Introduction: The initiation of insulin is significantly delayed in patients with type 2 diabetes. To facilitate primary care doctors for decision making we have written a simple computer program using Python.

Methods: The program incorporates evidence based recommendations for insulin initiation in insulin naive, outpatient, non-pregnant, adult participants with type 2 diabetes. The program modules answer three questions: 'Does your patient need insulin?’, 'Which insulin should you initiate ?' & 'What dose of insulin to initiate ?'

Ten clinicians volunteered for the study. The program was retrospectively deployed on the Electronic health record (EHR) data of 500 patients treated by the clinicians. The decision making regarding insulin initiation by the computer was compared with the decision made by the clinicians. The clinicians were then asked to use the program in the subsequent 500 eligible patients.
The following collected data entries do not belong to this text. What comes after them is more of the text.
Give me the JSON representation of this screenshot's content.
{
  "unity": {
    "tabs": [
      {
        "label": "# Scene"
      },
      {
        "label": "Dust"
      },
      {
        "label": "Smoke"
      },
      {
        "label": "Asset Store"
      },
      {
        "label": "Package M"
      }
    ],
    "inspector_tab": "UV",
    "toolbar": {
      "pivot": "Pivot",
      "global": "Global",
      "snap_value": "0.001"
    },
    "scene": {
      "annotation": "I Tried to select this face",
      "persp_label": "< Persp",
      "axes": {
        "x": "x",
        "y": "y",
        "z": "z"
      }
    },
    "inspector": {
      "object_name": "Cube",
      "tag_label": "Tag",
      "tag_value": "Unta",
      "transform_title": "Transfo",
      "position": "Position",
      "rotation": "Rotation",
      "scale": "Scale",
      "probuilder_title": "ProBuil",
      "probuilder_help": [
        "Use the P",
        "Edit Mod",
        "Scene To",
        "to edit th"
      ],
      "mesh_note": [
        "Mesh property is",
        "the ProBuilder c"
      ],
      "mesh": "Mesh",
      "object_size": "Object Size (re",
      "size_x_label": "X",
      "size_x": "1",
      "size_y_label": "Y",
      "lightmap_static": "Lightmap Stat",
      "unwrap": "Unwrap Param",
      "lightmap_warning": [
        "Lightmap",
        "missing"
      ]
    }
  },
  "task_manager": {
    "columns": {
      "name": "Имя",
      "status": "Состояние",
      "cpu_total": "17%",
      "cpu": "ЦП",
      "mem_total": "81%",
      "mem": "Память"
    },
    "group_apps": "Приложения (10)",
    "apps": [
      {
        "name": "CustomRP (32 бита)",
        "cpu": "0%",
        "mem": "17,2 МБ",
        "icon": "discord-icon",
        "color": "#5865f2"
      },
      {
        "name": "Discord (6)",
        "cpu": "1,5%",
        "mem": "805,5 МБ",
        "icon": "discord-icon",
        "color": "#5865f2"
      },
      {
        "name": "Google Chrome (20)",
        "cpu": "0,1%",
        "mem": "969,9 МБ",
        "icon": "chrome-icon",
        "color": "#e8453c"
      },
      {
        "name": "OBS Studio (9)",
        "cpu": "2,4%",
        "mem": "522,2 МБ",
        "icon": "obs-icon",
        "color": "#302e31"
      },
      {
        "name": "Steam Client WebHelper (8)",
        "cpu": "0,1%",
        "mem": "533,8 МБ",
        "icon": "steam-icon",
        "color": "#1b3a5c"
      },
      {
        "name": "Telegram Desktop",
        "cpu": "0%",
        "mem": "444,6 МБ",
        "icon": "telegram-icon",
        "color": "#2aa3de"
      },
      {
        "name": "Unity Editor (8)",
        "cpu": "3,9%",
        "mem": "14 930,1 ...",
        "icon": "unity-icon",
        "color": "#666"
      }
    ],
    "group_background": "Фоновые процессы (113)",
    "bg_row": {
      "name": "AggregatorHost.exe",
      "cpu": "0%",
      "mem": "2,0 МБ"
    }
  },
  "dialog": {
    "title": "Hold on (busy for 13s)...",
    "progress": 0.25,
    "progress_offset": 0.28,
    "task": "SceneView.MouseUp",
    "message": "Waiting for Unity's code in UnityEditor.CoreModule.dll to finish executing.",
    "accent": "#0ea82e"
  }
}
Results: When the computer program was deployed on the EHR data, we found insulin was initiated in 112 of 500 patients by the clinicians, while the computer recommended insulin initiation in 163 patients. There were no cases in which the clinician initiated insulin, and the computer recommended against it.

When used prospectively, the clinicians initiated insulin in 159 patients while the computer recommended insulin initiation in 164 patients. The clinicians made a manual override of the decision only in 5 patients. There was a 28% improvement in insulin initiation when the clinicians used the program. The improvement in insulin initiation using the computer program compared to the same prior to using the program was statistically significant. (p=0.037)

Conclusion: A simple python program can potentially improve insulin initiation by clinicians.


O.J.Lakhani: Advisory Panel; FITTERFLY, Speaker's Bureau; Eli Lilly and Company, Novo Nordisk Global Business Services, Sanofi, Stock/Shareholder; Zydus Cadilla.